I nodded. I got it. Dad continued.
***
Though she could still hardly speak a word of English, my grandmother hooked up with my grandfather number two after only six months. It’s debatable whether this should be a source of pride or a source of shame, but he was a man who could trace his family back to the last boatload of English-born convicts dumped on Australian soil. While it’s true that some criminals were sent down for petty crimes such as stealing a loaf of bread, my father’s ancestor had not been one of them- or that is, he might have been, but he also raped three women, and if after raping those women he swiped a loaf of bread on his way home, it is not known.

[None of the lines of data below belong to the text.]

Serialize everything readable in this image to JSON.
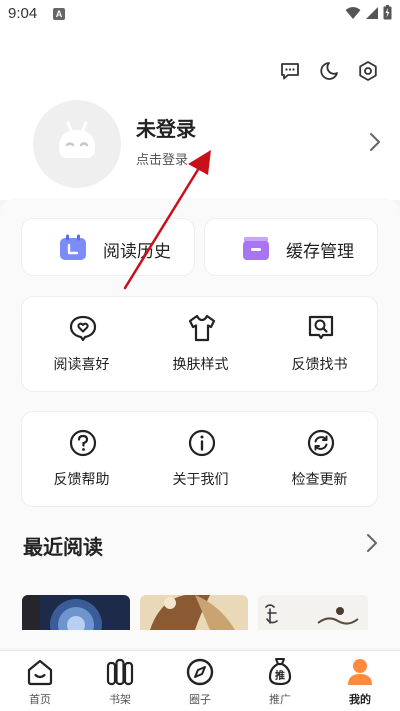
{
  "status_bar": {
    "time": "9:04",
    "notif_letter": "A"
  },
  "header": {
    "icons": [
      "message-icon",
      "moon-icon",
      "settings-icon"
    ]
  },
  "profile": {
    "name": "未登录",
    "hint": "点击登录"
  },
  "quick_actions": [
    {
      "label": "阅读历史",
      "icon": "calendar-icon"
    },
    {
      "label": "缓存管理",
      "icon": "folder-icon"
    }
  ],
  "grid_row_1": [
    {
      "label": "阅读喜好",
      "icon": "heart-chat-icon"
    },
    {
      "label": "换肤样式",
      "icon": "shirt-icon"
    },
    {
      "label": "反馈找书",
      "icon": "search-doc-icon"
    }
  ],
  "grid_row_2": [
    {
      "label": "反馈帮助",
      "icon": "help-icon"
    },
    {
      "label": "关于我们",
      "icon": "info-icon"
    },
    {
      "label": "检查更新",
      "icon": "refresh-icon"
    }
  ],
  "recent": {
    "title": "最近阅读"
  },
  "bottom_nav": [
    {
      "label": "首页",
      "icon": "home-icon"
    },
    {
      "label": "书架",
      "icon": "bookshelf-icon"
    },
    {
      "label": "圈子",
      "icon": "compass-icon"
    },
    {
      "label": "推广",
      "icon": "promote-bag-icon",
      "badge": "推"
    },
    {
      "label": "我的",
      "icon": "user-icon",
      "active": true
    }
  ],
  "colors": {
    "accent": "#ff8a3d",
    "arrow": "#c8101a",
    "calendar": "#7b8cf7",
    "folder": "#a874f3"
  }
}
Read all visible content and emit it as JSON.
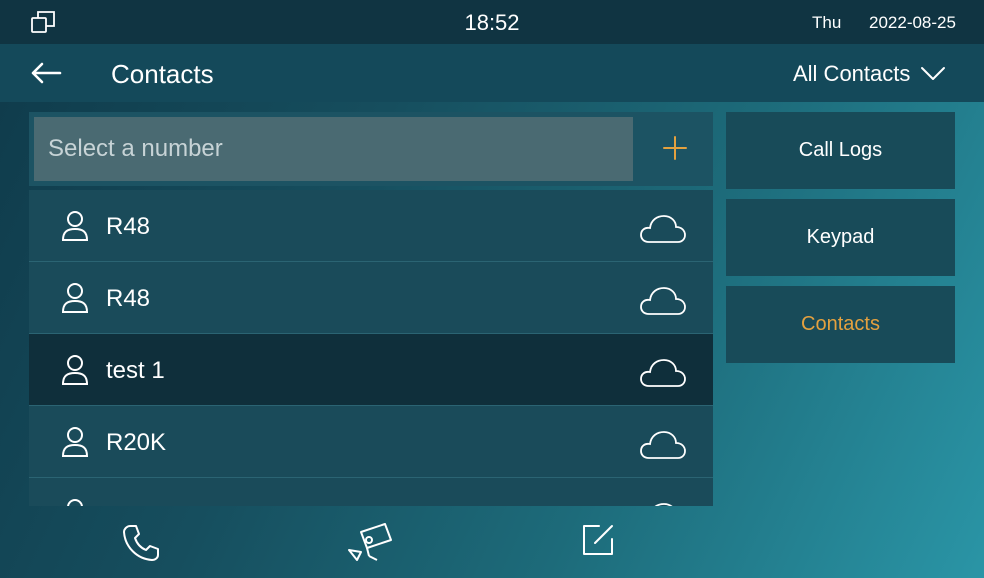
{
  "status": {
    "time": "18:52",
    "day": "Thu",
    "date": "2022-08-25"
  },
  "header": {
    "title": "Contacts",
    "filter_label": "All Contacts"
  },
  "search": {
    "placeholder": "Select a number"
  },
  "contacts": [
    {
      "name": "R48"
    },
    {
      "name": "R48"
    },
    {
      "name": "test 1"
    },
    {
      "name": "R20K"
    },
    {
      "name": ""
    }
  ],
  "side_menu": {
    "call_logs": "Call Logs",
    "keypad": "Keypad",
    "contacts": "Contacts"
  },
  "icons": {
    "window": "window-icon",
    "back": "back-arrow-icon",
    "dropdown": "chevron-down-icon",
    "add": "plus-icon",
    "person": "person-icon",
    "cloud": "cloud-icon",
    "phone": "phone-icon",
    "camera": "camera-icon",
    "edit": "edit-icon"
  },
  "colors": {
    "accent": "#e4a13f",
    "selected_row": "#0f2f3b"
  }
}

Their courtship was fast. Apparently unperturbed by acquiring a child not of his own making, within a month, armed with a Polish dictionary and a book on English grammar, he asked my grandmother to marry him. “I’m just a battler, which means it’ll be us against the world, and the world will probably win hands down every time, but we’ll never give up fighting, no matter what, how does that sound?” She didn’t answer. “Come on. Just say, ‘I do,’ ” he pleaded. “It comes from the verb ‘to do.’ That’s all you need for now. Then we’ll move you on to ‘I did.’ ”
My grandmother considered her situation. She didn’t have anybody to help look after her baby if she went out to work, and she didn’t want her child to grow up fatherless and poor. She thought, “Do I have the necessary ruthlessness to marry a man I don’t really love for my son’s welfare? Yes, I do.” Then, looking at his hapless face, she thought, “I could do worse,” one of the most ostensibly benign though chilling phrases in any language.
He was unemployed when they married, and when she moved into his apartment, my grandmother was dismayed to discover it was filled with a terrifying potpourri of macho toys: rifles, replica pistols, model war planes, weights and dumbbells. When immersed in bodybuilding, kung fu training, or cleaning his gun, he whistled amiably. In the quiet moments when the frustration of unemployment settled in and he was absorbed with anger and depression, he whistled darkly.